Отец Маршан смахнул всю эту посуду, освободив столешницу.

– Помещение годится, – сказал он. – Принесите свечей!

Церковник погладил соколицу.

– Проголодалась? – спросил он у нее. – Моя девочка хочет кушать? Очень скоро мы тебя накормим.

Когда Робби привел Женевьеву, священник стоял у одной из стен комнатки.

Женщина прижимала к груди разодранное платье.

– Похоже, ты был знаком с этой еретичкой прежде? – осведомился отец Маршан у Робби.

– Да, отче, – ответил тот.

– Он предатель! – воскликнула Женевьева и плюнула Робби в лицо.

– Он поклялся исполнять Божьи предначертания, – отрезал отец Маршан. – А ты проклята Богом.

Скалли втащил в дверь Хью и подтолкнул к столу.

– Свечей! – велел Скалли отец Маршан. – Принеси несколько штук из зала.

– Любишь смотреть на то, что делаешь, а? – Скалли расплылся в ухмылке.

– Ступай! – резко велел отец Маршан, после чего повернулся к Робби. – Уложи ее на стол. Будет сопротивляться – можешь ее ударить.

Женевьева не сопротивлялась. Она знала, что не в силах противостоять одному Робби, не говоря уж о Робби вместе с тем жутким типом с костями в волосах, который как раз принес две большие свечи и поставил их на винные бочки.

– Лежи смирно, – распорядился отец Маршан. – Как мертвая.

Он заметил пробежавшую по ее телу дрожь.
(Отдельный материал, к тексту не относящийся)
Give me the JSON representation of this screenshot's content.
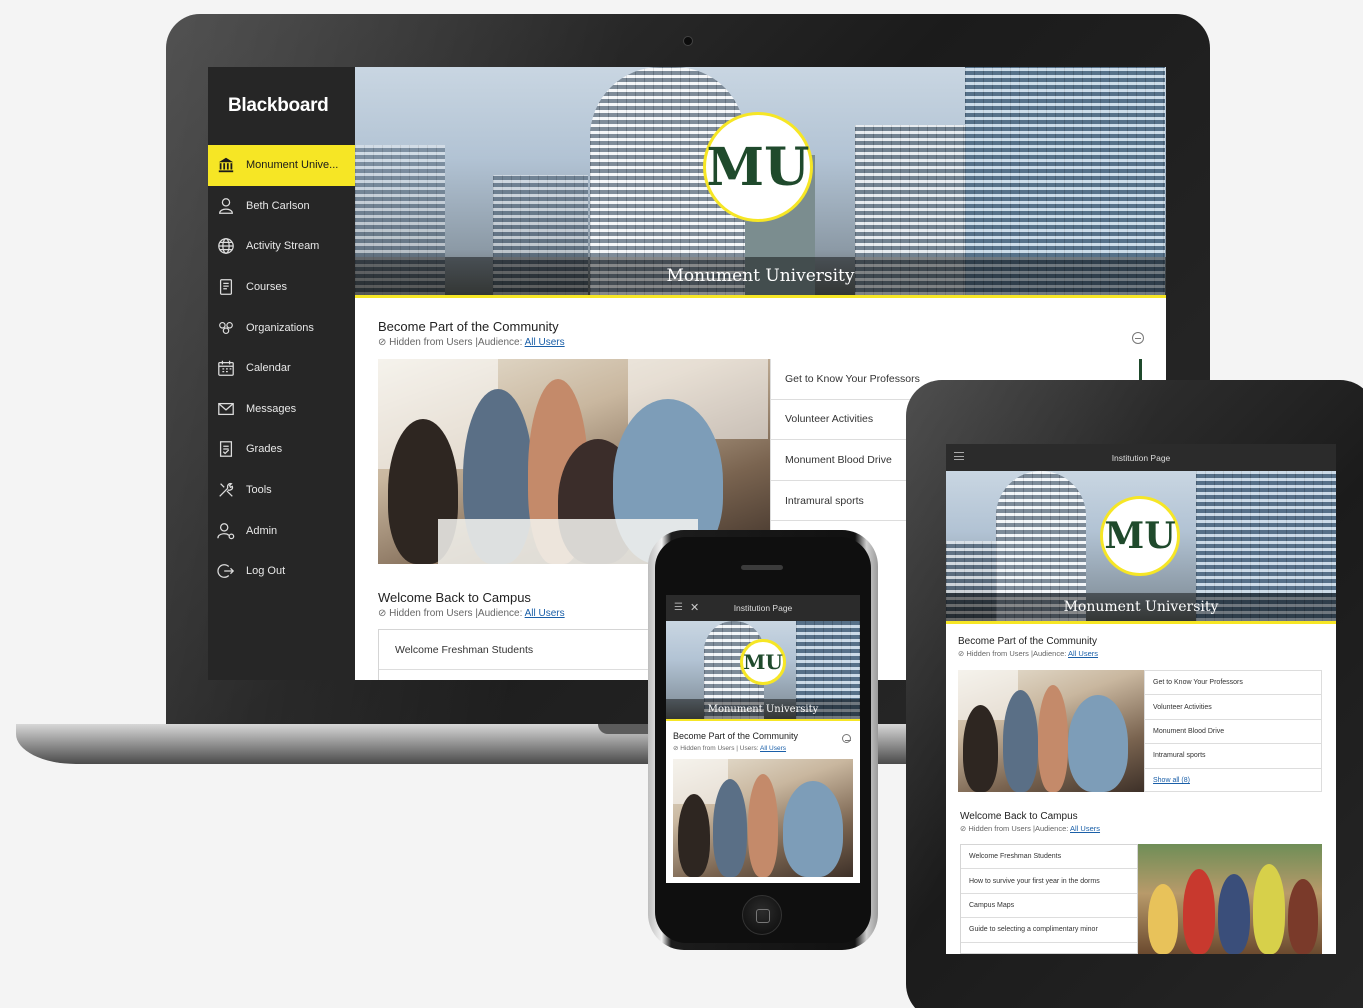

Женевьева сложила руки, одна поверх другой, на груди, чтобы разорванное платье не сползло; священник отвязал опутенки от перчатки и поставил соколицу на верхнее запястье пленницы.

Когти впились в нежную кожу, и Женевьева тихо застонала.

– In nomine Patris, – негромко начал отец Маршан, – et Filii, et Spiritus Sancti, amen[26]. Сэр Роберт.

– Отче?

– У нас нет писца, который записал бы в протокол признание грешницы, так что слушайте внимательно и будьте свидетелем всего сказанного. Ваш священный долг запечатлеть правду.

– Да, отче.

Священник посмотрел на Женевьеву, которая лежала, закрыв глаза и сцепив руки.

– Грешница, – ласково проговорил он, – расскажи мне, зачем вы ездили в Монпелье.

– Мы отвозили туда одного английского монаха, – ответила Женевьева.

– С какой целью?

– Ему предстояло изучать медицину в университете.

– Ты хочешь, чтобы я поверил, будто Бастард проделал весь этот путь до Монпелье, просто сопровождая какого-то монаха?

– Это была услуга его сеньору, – пояснила Женевьева.

– Открой глаза! – велел священник. Слова его по-прежнему звучали тихо. Он подождал, пока она не выполнила приказ. – А теперь скажи, слышала ли ты о святом Жуньене?

– Нет, – ответила Женевьева.

Сокол в колпачке не шевелился.

– Ты отлучена от Церкви, не так ли?

Женщина помедлила, но потом едва заметно кивнула.

– И ты отправилась в Монпелье ради монаха?

– Да, – тихо промолвила она.

– В твоих собственных интересах говорить правду. – Отец Маршан наклонился, развязал ленточку и снял колпачок с головы сокола.